I happened to read this at the time the 16 year old California girl and her kidnapper were found in Idaho.  That added even more color to the background as I read, especially when the horse riders who saw and reported them were interviewed.  I could imagine how those two couples would resent the intrusion of city people into their lives.

This is an action-filled thriller with great characters and I hope you'll read it and other C. J. Box novels.

Highly recommended
Source:  book sale 

Sunday, August 11, 2013

THE LAST ALIBI by David Ellis

I have a terrific legal thriller for you today, The Last Alibi by David Ellis.  Since this is the ninth book in the Jason Kolarich series, I'm probably preaching to the choir here, but I've just discovered Kolarich.  Needless to say, I'll be looking for the previous eight books now.  

In this story Kolarich has had knee surgery and unfortunately was given Oxycontin for postop pain.  That's the one piece of the mystery that I found hard to believe.  Oxycontin, the highly addictive pain killer, for this type of pain?  Anyway, Kolarich has become addicted and when the doctor refused to prescribe any more of it, he started buying it illegally on the street.   Meanwhile, his life is in such a downward spiral that even he begins to be aware of it, but he's too addicted to stop.

His legal partner, Shauna Tasker, can see something is very wrong but doesn't know what and he refuses her help.  She is handling a huge civil case with their junior associate so she's really too busy to catch on anyway.  Then a court reporter catches Kolarich's eye and she becomes his lover and his enabler.

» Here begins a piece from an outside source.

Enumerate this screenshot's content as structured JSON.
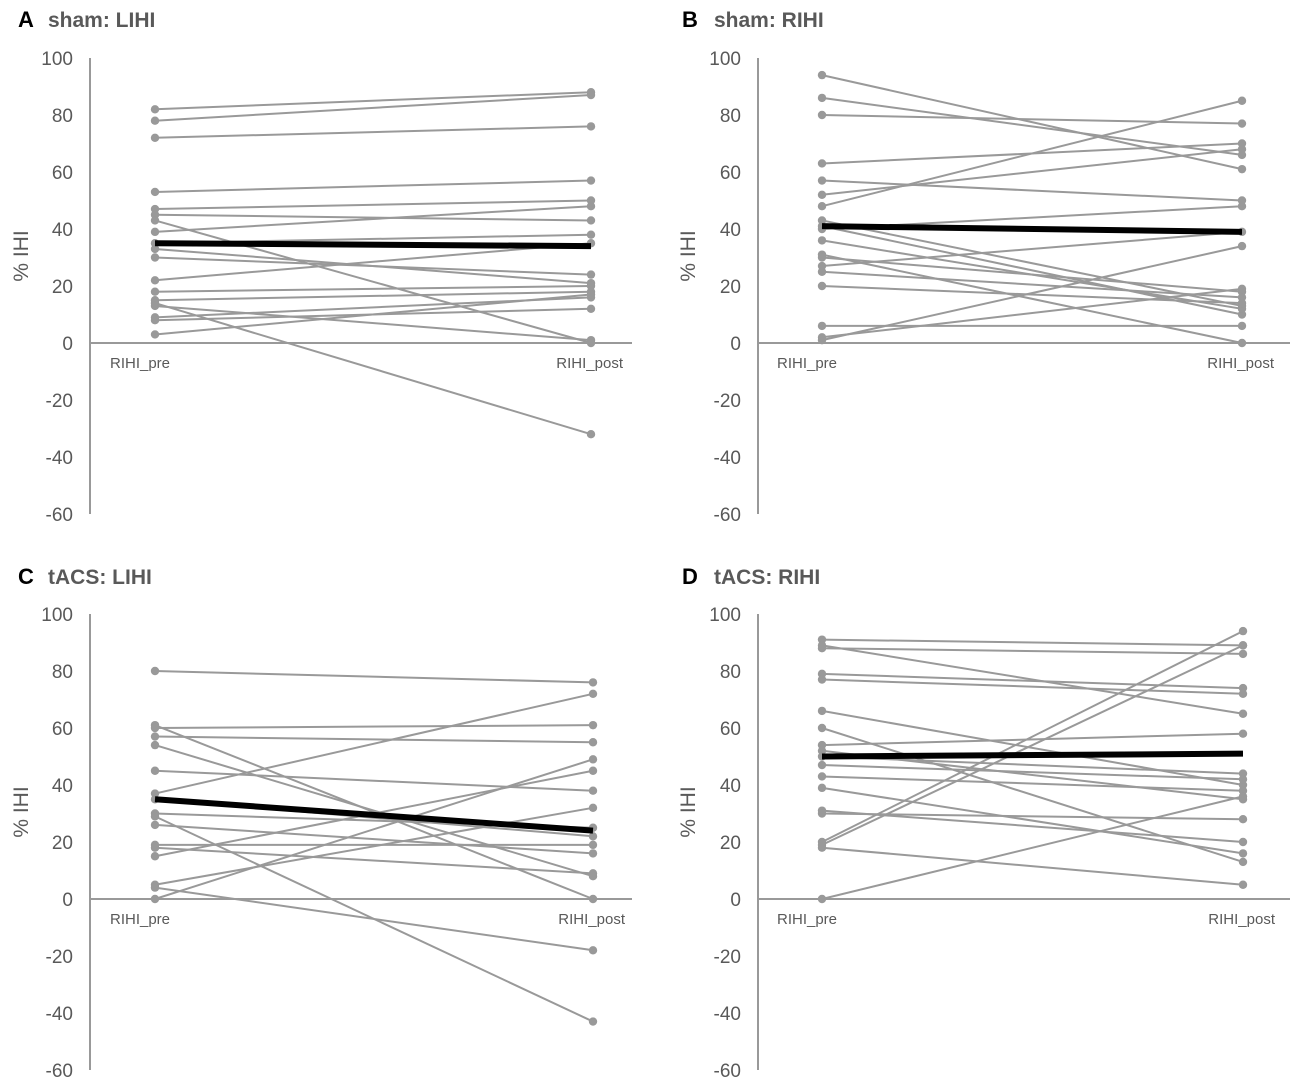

During this time a new client enters Kolarich's office.  He says two women he has some connection to have been murdered and he's afraid the police will arrest him but he's innocent.  Sounds fishy but then Kolarich isn't too sharp under the influence of the drugs and he promises to be the guy's lawyer if he is arrested.  From that point on the lawyer's life takes a hinky turn that grows worse and worse.  And I was definitely hooked.  There are so many things for the reader to worry about and work out, twists and turns that defy attempts to solve them, and you just have to keep turning pages.  It's an amazing plot and one that I loved.

Author David Ellis has written a couple books with James Patterson but don't let that influence your decision whether to read this one.  Personally I think Patterson has lost his touch and I don't read his books anymore.  Maybe that's why I never read Ellis before.  Who knows?